StrangernFiction | January 24, 2012 at 4:11 pm

Must. buy. more. popcorn.

Windy City Commentary | January 24, 2012 at 4:13 pm

The Pro-Newt Sunami is moving faster than the establishment could ever hope to keep up with. I love it. Those slow moving piranhas at National Review, Weekly Standard, et al. have no idea what just hit them. Suddenly, their chipping away and nibbling at the edges has become completely ineffective.

They can no longer post things like “Against Gingrich” in big red letters for 24 hours and have one little piranha pundit after another nibble away to sway voter opinion. The so-called “conservative” pundits are becoming as unconvincing to conservative voters and they are to liberal voters. Their monopoly on political thought is being broken up.

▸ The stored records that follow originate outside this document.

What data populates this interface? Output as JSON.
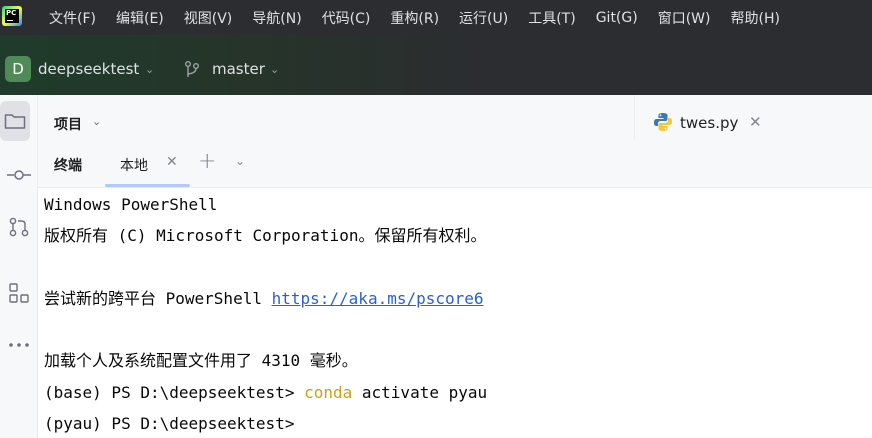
{
  "menubar": {
    "items": [
      "文件(F)",
      "编辑(E)",
      "视图(V)",
      "导航(N)",
      "代码(C)",
      "重构(R)",
      "运行(U)",
      "工具(T)",
      "Git(G)",
      "窗口(W)",
      "帮助(H)"
    ]
  },
  "header": {
    "project_initial": "D",
    "project_name": "deepseektest",
    "branch": "master"
  },
  "project_panel": {
    "title": "项目"
  },
  "editor": {
    "tab_label": "twes.py"
  },
  "terminal": {
    "panel_title": "终端",
    "tab_label": "本地",
    "lines": {
      "l1": "Windows PowerShell",
      "l2": "版权所有 (C) Microsoft Corporation。保留所有权利。",
      "l3_prefix": "尝试新的跨平台 PowerShell ",
      "l3_link": "https://aka.ms/pscore6",
      "l4": "加载个人及系统配置文件用了 4310 毫秒。",
      "l5_prompt": "(base) PS D:\\deepseektest> ",
      "l5_cmd": "conda",
      "l5_args": " activate pyau",
      "l6": "(pyau) PS D:\\deepseektest>"
    }
  },
  "colors": {
    "menubar_bg": "#2b2d30",
    "link": "#2a5fd8",
    "command_highlight": "#c9a219",
    "project_badge": "#4f8a58"
  }
}
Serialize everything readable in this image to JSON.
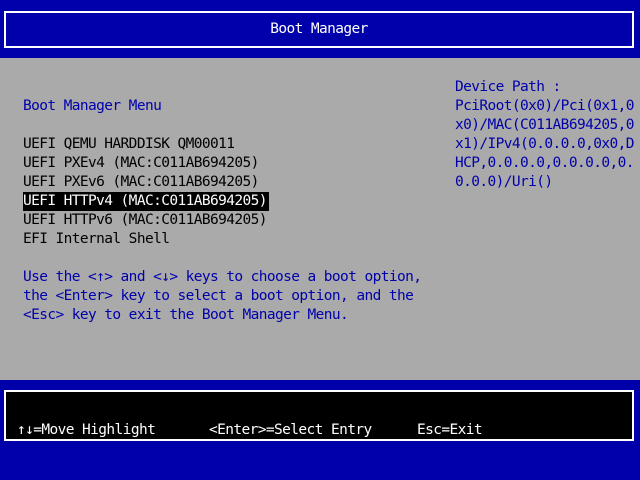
{
  "header": {
    "title": "Boot Manager"
  },
  "menu": {
    "title": "Boot Manager Menu",
    "items": [
      {
        "label": "UEFI QEMU HARDDISK QM00011"
      },
      {
        "label": "UEFI PXEv4 (MAC:C011AB694205)"
      },
      {
        "label": "UEFI PXEv6 (MAC:C011AB694205)"
      },
      {
        "label": "UEFI HTTPv4 (MAC:C011AB694205)"
      },
      {
        "label": "UEFI HTTPv6 (MAC:C011AB694205)"
      },
      {
        "label": "EFI Internal Shell"
      }
    ],
    "selected_index": 3
  },
  "help": {
    "lines": [
      "Use the <↑> and <↓> keys to choose a boot option,",
      "the <Enter> key to select a boot option, and the",
      "<Esc> key to exit the Boot Manager Menu."
    ]
  },
  "device_path": {
    "label": "Device Path :",
    "lines": [
      "PciRoot(0x0)/Pci(0x1,0",
      "x0)/MAC(C011AB694205,0",
      "x1)/IPv4(0.0.0.0,0x0,D",
      "HCP,0.0.0.0,0.0.0.0,0.",
      "0.0.0)/Uri()"
    ]
  },
  "footer": {
    "move": "↑↓=Move Highlight",
    "select": "<Enter>=Select Entry",
    "exit": "Esc=Exit"
  },
  "colors": {
    "background": "#0000aa",
    "panel": "#aaaaaa",
    "selected_bg": "#000000",
    "selected_fg": "#ffffff"
  }
}
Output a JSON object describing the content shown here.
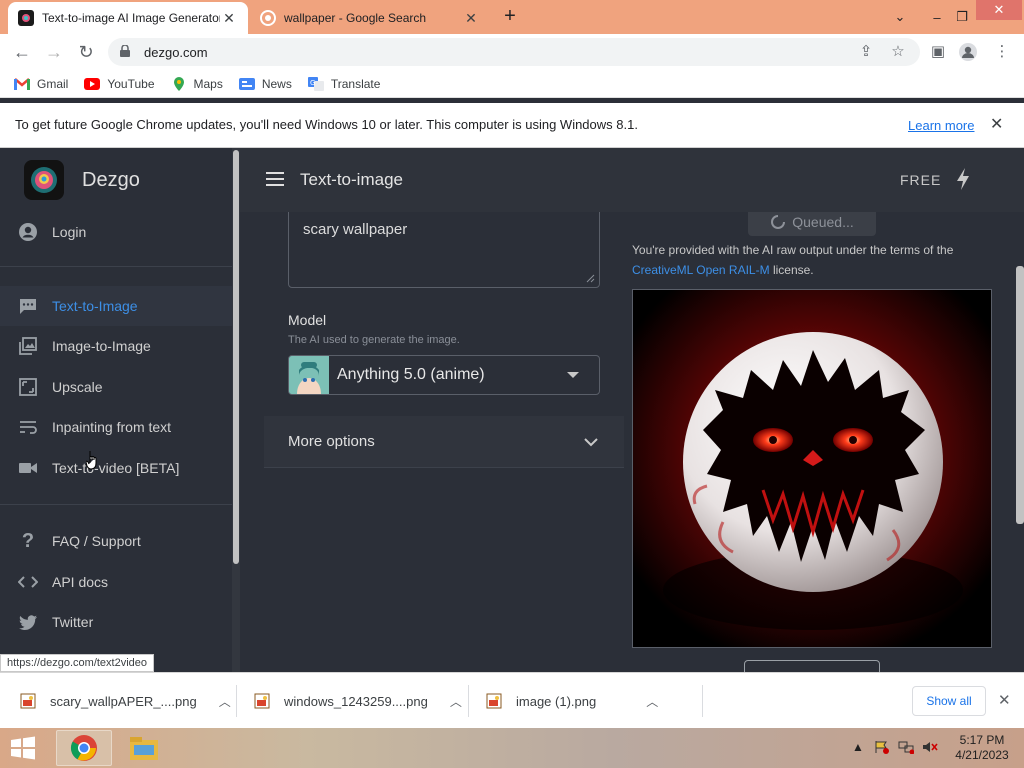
{
  "browser": {
    "tabs": [
      {
        "title": "Text-to-image AI Image Generator",
        "active": true
      },
      {
        "title": "wallpaper - Google Search",
        "active": false
      }
    ],
    "new_tab": "+",
    "url": "dezgo.com",
    "bookmarks": [
      "Gmail",
      "YouTube",
      "Maps",
      "News",
      "Translate"
    ],
    "infobar": {
      "message": "To get future Google Chrome updates, you'll need Windows 10 or later. This computer is using Windows 8.1.",
      "link": "Learn more"
    },
    "status_url": "https://dezgo.com/text2video"
  },
  "app": {
    "brand": "Dezgo",
    "header_title": "Text-to-image",
    "plan": "FREE",
    "sidebar": {
      "login": "Login",
      "tools": [
        "Text-to-Image",
        "Image-to-Image",
        "Upscale",
        "Inpainting from text",
        "Text-to-video [BETA]"
      ],
      "links": [
        "FAQ / Support",
        "API docs",
        "Twitter"
      ]
    },
    "prompt_value": "scary wallpaper",
    "model": {
      "label": "Model",
      "help": "The AI used to generate the image.",
      "selected": "Anything 5.0 (anime)"
    },
    "more_options": "More options",
    "queued": "Queued...",
    "license_before": "You're provided with the AI raw output under the terms of the",
    "license_link": "CreativeML Open RAIL-M",
    "license_after": "license."
  },
  "downloads": {
    "items": [
      "scary_wallpAPER_....png",
      "windows_1243259....png",
      "image (1).png"
    ],
    "show_all": "Show all"
  },
  "taskbar": {
    "time": "5:17 PM",
    "date": "4/21/2023"
  },
  "colors": {
    "accent": "#3d8fe6",
    "sidebar_bg": "#2b2f38",
    "tab_strip": "#f0a37e"
  }
}
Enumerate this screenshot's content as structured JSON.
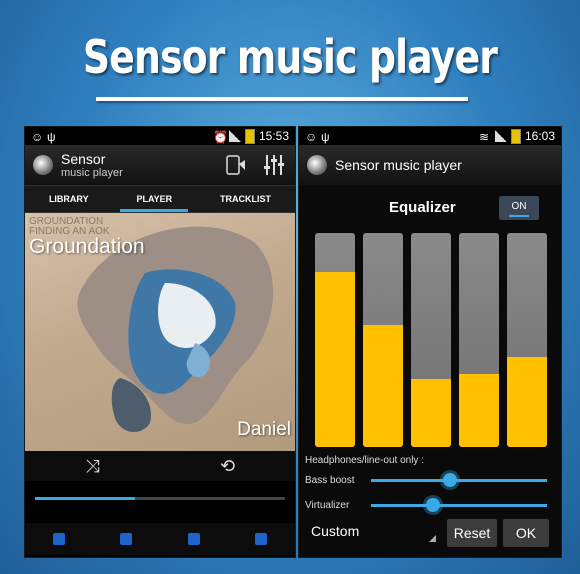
{
  "promo": {
    "title": "Sensor music player"
  },
  "left_phone": {
    "status": {
      "time": "15:53"
    },
    "app": {
      "title_line1": "Sensor",
      "title_line2": "music player"
    },
    "tabs": [
      "LIBRARY",
      "PLAYER",
      "TRACKLIST"
    ],
    "active_tab": "PLAYER",
    "album": {
      "cover_text_line1": "GROUNDATION",
      "cover_text_line2": "FINDING AN AOK",
      "artist": "Groundation",
      "track": "Daniel"
    },
    "progress": 0.4,
    "icons": {
      "shuffle": "shuffle-icon",
      "repeat": "repeat-icon",
      "prev": "previous-icon",
      "pause": "pause-icon",
      "next": "next-icon",
      "stop": "stop-icon"
    }
  },
  "right_phone": {
    "status": {
      "time": "16:03"
    },
    "app": {
      "title": "Sensor music player"
    },
    "equalizer": {
      "title": "Equalizer",
      "toggle_label": "ON",
      "bands": [
        0.82,
        0.57,
        0.32,
        0.34,
        0.42
      ],
      "headphones_label": "Headphones/line-out only :",
      "bass_boost_label": "Bass boost",
      "bass_boost_level": 0.45,
      "virtualizer_label": "Virtualizer",
      "virtualizer_level": 0.35,
      "preset": "Custom",
      "reset_label": "Reset",
      "ok_label": "OK"
    }
  },
  "colors": {
    "accent": "#3aa9e6",
    "eq_fill": "#ffc000"
  }
}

holmes tuttle | January 24, 2012 at 4:13 pm

If Christie gets in they could use this video to announce his entry:

http://www.youtube.com/watch?v=9bXsTyMxSzc

“Cannonball!”

According to Jonah Goldberg, the true rebels in our society are the early-bird-special old geezers.

According to Greg Gutfeld, the true rebels are the university students with bad back acne majoring in engineering.

I think they’re both right. There can be more than one group of rebels.

The Che t-shirt, OWS crowd types … not rebels … just poseurs.

    Henry Hawkins in reply to LukeHandCool. | January 24, 2012 at 4:30 pm

    “…the true rebels in our society are the early-bird-special old geezers.”

    Dadgum rot ah am, an’ doan yew fergit it, young feller.

The thing I like most about this primary, its like owner of a store gently tapping on the GM on the shoulder and saying “You don’t own this place, I do”.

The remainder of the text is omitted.